Mutinta Chimuka, the WFP’s deputy country director for Afghanistan, said in an interview that the UN body learned US aid would not be restored to the country last weekend. She said it would affect core famine prevention programmes in both the lean summer months and the freezing winter, as well as preventing WFP from providing food packages to newly returned Afghan deportees from Pakistan and Iran.

“These cuts mean mothers will go hungry, children will go without treatment, and millions of Afghans returning to a country they barely know will be met with empty hands. We are being forced to abandon those who need us most,” she said.

She said the WFP team was already making difficult choices to distribute aid to vulnerable people in one village over another, and that such painful decision-making would only be exacerbated.

“This summer, WFP will no longer be able to deliver planned famine-prevention activities, leaving at least two million people without support during the lean season. More than two million returnees from Pakistan and Iran will arrive to find no support, despite having nowhere else to turn,” she said.

An Afghan refugee and her children arrive at a registration centre in the Takhta Pul district of Kandahar province (AFP via Getty)

Afghan women and children – already the hardest hit by the hunger crisis – are likely to be at the greatest risk of malnutrition, illness, and death, the official said.

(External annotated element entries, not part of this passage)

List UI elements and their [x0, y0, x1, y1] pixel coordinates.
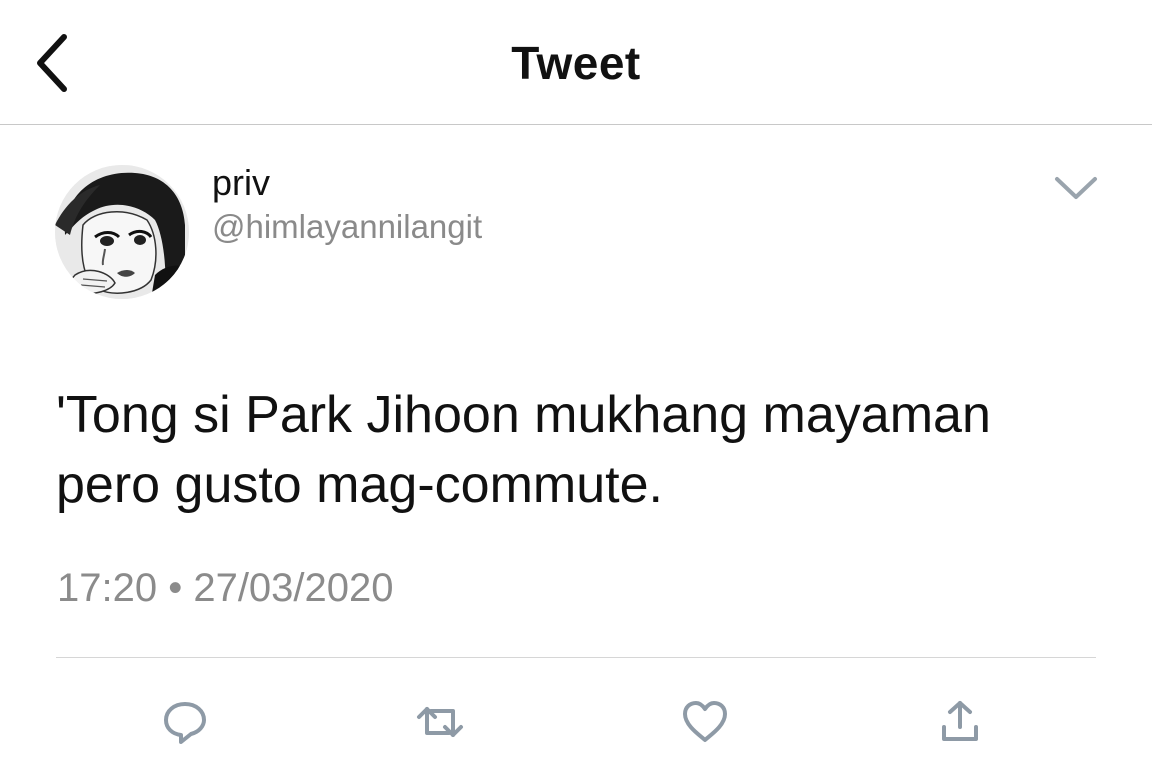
divider — [56, 657, 1096, 658]
heart-icon — [683, 701, 727, 742]
like-button[interactable] — [675, 692, 735, 752]
tweet-options-button[interactable] — [1048, 168, 1104, 208]
share-icon — [942, 701, 978, 741]
tweet-text-line: pero gusto mag-commute. — [56, 456, 663, 514]
top-nav-bar: Tweet — [0, 0, 1152, 125]
page-title: Tweet — [511, 37, 641, 89]
tweet-timestamp: 17:20 • 27/03/2020 — [57, 566, 394, 610]
chevron-down-icon — [1055, 177, 1097, 199]
tweet-text-line: 'Tong si Park Jihoon mukhang mayaman — [56, 386, 991, 444]
tweet-detail-screen: Tweet priv @himlayannilangit 'Tong si Pa… — [0, 0, 1152, 774]
reply-icon — [164, 702, 206, 744]
tweet-text: 'Tong si Park Jihoon mukhang mayaman per… — [56, 380, 1126, 520]
avatar-illustration — [55, 165, 189, 299]
retweet-button[interactable] — [410, 692, 470, 752]
reply-button[interactable] — [155, 692, 215, 752]
retweet-icon — [417, 707, 463, 737]
author-handle[interactable]: @himlayannilangit — [212, 208, 482, 246]
share-button[interactable] — [930, 692, 990, 752]
author-display-name[interactable]: priv — [212, 162, 270, 204]
avatar[interactable] — [55, 165, 189, 299]
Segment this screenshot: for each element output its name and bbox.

“As a result of [programme cuts], over 400,000 malnourished children and mothers will be denied treatment, even as Afghanistan faces the worst levels of child malnutrition in its history. Women-headed households, already among the most vulnerable, are now at even greater risk, with two-thirds unable to afford basic nutritious food,” Ms Chimuka said.

An Afghan woman holds a child as she seeks alms by a road in Herat (AFP via Getty)

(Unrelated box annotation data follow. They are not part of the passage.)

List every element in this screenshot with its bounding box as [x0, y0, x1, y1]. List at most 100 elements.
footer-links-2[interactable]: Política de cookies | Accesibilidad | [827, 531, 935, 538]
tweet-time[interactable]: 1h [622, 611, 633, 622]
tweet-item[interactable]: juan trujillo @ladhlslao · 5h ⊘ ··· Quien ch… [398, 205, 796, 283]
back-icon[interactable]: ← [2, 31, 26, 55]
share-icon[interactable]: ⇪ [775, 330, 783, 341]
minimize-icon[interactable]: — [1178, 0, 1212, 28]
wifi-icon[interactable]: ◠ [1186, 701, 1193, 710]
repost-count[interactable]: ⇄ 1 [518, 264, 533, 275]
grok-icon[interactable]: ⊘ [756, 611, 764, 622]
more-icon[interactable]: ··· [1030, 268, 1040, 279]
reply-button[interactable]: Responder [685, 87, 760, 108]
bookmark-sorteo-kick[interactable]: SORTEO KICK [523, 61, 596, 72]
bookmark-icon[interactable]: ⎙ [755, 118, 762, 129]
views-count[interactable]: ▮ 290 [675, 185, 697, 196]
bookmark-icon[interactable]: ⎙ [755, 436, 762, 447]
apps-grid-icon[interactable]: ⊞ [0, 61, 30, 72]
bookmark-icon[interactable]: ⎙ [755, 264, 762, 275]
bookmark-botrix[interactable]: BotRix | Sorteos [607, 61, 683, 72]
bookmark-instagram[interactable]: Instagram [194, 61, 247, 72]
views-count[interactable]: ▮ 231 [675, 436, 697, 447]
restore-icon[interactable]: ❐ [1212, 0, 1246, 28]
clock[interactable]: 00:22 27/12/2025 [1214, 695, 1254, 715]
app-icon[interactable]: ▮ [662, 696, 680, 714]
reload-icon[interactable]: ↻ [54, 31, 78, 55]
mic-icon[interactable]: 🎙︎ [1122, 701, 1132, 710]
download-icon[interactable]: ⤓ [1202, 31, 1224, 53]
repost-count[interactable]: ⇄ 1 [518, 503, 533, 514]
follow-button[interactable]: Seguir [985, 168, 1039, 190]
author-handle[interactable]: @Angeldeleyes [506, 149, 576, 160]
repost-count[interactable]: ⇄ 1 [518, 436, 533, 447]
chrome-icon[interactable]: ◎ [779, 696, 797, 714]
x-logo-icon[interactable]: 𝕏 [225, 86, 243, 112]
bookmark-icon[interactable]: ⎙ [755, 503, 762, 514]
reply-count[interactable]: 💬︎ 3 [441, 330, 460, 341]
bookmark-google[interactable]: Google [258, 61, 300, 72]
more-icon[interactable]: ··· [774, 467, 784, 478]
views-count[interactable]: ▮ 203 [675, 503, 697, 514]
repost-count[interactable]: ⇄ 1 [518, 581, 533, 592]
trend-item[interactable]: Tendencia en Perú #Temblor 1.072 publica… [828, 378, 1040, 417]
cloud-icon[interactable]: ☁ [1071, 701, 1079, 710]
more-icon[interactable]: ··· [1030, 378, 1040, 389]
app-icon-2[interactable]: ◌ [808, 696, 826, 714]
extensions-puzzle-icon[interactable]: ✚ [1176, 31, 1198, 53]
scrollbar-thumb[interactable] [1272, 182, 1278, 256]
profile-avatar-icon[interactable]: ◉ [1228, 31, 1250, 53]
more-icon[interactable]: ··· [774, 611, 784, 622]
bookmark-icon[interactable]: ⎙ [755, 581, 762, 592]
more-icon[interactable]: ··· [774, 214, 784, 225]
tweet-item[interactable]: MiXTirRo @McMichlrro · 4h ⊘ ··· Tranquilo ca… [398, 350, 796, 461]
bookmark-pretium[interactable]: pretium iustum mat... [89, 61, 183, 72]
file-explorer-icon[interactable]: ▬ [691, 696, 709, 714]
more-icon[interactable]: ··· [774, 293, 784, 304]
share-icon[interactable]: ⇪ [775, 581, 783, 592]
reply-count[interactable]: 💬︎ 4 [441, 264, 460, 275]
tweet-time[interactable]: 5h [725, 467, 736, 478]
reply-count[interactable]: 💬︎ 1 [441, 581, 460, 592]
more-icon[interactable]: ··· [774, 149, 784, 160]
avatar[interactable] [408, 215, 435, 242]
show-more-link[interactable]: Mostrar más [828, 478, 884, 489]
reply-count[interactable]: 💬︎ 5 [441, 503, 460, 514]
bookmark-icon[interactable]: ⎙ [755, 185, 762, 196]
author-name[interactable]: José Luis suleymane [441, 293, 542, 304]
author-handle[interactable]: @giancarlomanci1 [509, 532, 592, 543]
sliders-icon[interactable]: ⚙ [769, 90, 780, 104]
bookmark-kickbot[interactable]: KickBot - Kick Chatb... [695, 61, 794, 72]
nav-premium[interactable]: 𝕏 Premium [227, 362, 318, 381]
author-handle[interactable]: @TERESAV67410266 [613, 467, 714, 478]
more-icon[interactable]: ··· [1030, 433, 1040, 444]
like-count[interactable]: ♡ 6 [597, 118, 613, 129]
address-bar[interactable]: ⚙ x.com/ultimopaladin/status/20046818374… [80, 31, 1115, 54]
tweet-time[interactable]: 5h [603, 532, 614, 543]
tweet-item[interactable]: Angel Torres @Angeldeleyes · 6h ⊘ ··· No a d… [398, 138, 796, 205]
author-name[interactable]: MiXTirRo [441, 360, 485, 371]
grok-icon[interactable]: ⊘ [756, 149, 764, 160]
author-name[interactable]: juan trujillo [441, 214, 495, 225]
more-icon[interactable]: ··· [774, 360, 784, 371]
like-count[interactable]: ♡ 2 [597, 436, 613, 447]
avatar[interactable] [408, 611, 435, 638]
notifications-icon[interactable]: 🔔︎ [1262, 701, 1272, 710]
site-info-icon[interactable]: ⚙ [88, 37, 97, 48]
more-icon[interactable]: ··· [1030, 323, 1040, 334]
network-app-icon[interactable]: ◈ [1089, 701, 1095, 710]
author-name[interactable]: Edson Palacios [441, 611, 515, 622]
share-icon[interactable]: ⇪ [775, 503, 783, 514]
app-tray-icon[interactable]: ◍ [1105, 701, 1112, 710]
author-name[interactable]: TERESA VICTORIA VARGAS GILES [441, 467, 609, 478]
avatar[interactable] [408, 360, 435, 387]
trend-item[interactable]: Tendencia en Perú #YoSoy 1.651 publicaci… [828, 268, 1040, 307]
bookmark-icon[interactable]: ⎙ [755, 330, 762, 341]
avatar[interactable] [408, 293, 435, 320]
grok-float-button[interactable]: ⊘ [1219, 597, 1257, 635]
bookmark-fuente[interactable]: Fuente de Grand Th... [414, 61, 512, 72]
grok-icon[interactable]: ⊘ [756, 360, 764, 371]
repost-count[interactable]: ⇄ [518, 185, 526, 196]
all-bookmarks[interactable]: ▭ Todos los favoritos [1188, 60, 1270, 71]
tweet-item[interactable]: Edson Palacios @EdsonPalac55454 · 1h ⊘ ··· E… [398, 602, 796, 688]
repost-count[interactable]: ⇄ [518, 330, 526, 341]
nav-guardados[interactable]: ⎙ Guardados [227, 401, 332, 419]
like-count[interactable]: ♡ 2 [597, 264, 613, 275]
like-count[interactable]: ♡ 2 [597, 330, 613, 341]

“I was recently in Herat where I met a young Afghan mother in a clinic and she is a beneficiary of WFP aid. In her tow, she had a four-month-old baby who was extremely tiny for its size. This is the situation of undernourished or malnourished women who get pregnant and then have babies who are also malnourished. Our critical aid was helping us break this generational cycle with tools which we no longer have,” Ms Chimuka said.

The WFP says US cuts will make it impossible for them to prepare food to distribute in advance of winter, when more than three million vulnerable people are expected to be snowed in and unreachable.

The drive to cut USAID funding has been led by Mr Trump’s billionaire adviser Elon Musk and his meme-inspired Department of Government Efficiency. The SpaceX chief executive has said he wants to dramatically reduce foreign assistance, calling the aid wasteful and misused in the advancement of liberal causes.